Things are never as bad as they seem, however. Sometimes they are worse. But, come rain or shine, coke or gin, Marlboros or Lucky Strikes, guys or girls, you're pretty much stuck with that name on the computer print-out with the long-distance phone number and the address in Summit, New Jersey 07901.

And you're probably wondering how you got that name, or that set of names in the mail: roommates from New Orleans, Anchorage and Foxborough, Mass. Or from Denver, Seattle and Newton, Mass. Or from New York, New York and New York.

Susan W. Lewis, the associate dean of Freshmen, says the whole process of pairing roommates began last June when the six senior advisers (see box) sat down to read your rooming application, your admission application, and anything else you might have sent them (postcards, tapes, money).

They assemble in the second floor conference room of the Freshman Dean's Office--that red house on Prescott St.--and begin to slog through the thousands of documents. They take batches of 25, and armed with a notepad, pencil and lots of coffee, scribble notes on nearly every incoming freshman. First they divide the rooming applications into two piles--smokers and non-smokers--which is often the only rooming preference students have. They then divide the piles again according to the room size each student requested (single, double, triple, etc.). The reading process take about three and a half weeks.

Then they begin to mix and match without being "utterly provocative." They link most students by interests, though they're careful not to overdo it. "We don't want Bach societies," Lewis says, although inevitably a roommate group's interests will sometimes be remarkably similar. Several years ago, the advisers put three fledgling ornithologists in a suite that was fondly known as the "bird room."

The matching process in the Freshman Dean's Office looks andsoundslike a miniature stock market floor. "I have a musician who likes to sleep with the window open," someone will call out, hoping to hear, "I have a composer who likes to sleep with the window open and eat Doritos." Slam. Those two folders get clipped together and the advisers move on.
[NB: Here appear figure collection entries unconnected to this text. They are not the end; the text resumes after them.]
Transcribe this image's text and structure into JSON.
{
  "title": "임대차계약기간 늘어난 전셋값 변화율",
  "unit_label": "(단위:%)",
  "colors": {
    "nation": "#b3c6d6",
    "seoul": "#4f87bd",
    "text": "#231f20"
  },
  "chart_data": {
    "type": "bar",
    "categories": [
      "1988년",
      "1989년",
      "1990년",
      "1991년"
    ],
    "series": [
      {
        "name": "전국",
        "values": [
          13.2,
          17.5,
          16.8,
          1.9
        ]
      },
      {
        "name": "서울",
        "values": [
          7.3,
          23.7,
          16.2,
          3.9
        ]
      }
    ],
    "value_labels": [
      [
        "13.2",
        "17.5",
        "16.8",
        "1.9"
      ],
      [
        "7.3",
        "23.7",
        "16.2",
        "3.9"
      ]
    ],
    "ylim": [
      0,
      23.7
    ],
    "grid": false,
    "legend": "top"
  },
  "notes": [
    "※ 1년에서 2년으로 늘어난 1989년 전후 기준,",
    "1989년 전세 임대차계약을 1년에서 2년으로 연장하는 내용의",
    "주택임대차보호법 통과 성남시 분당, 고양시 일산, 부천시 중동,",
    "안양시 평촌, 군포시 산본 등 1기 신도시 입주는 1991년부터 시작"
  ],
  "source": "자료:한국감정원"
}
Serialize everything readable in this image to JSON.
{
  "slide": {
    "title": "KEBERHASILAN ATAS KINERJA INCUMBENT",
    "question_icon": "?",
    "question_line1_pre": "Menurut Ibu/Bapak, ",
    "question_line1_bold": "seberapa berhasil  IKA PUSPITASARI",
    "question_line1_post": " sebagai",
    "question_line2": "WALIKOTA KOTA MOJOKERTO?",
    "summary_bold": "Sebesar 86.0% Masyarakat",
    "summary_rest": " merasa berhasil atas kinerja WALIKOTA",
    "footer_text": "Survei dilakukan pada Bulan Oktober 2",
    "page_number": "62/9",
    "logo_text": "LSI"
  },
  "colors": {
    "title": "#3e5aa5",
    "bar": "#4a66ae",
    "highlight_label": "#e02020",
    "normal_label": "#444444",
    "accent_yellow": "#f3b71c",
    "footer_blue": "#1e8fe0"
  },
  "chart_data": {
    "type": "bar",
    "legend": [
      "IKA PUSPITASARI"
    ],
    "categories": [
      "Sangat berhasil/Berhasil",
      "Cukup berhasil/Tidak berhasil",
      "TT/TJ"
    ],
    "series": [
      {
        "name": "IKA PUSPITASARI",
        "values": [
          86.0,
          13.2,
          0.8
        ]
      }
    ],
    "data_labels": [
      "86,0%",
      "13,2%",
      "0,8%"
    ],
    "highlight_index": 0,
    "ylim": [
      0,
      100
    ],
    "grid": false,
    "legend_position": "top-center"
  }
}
Aside from tubercular pleas--"Please don't put me with a smoker"--students are rarely idiosyncratic. A few know whom they want to room with, some request a new or old building, but most are not familiar enough with the Yard to ask for a particular dorm. Race is rarely a problem either. While the senior advisers can hardly be color-blind--you put a photograph on the rooming application, remember? --they only occasionally consider race as a determining factor. They never get demands to keep any particular race out of a room, though a Black applicant who hopes to live in a quad may write, "It would be nice if one other person in the room were Black."

The photographs play little role in the matching process. Appearance is not important to the advisers; they simply want to have an idea of what their future proctees will look like.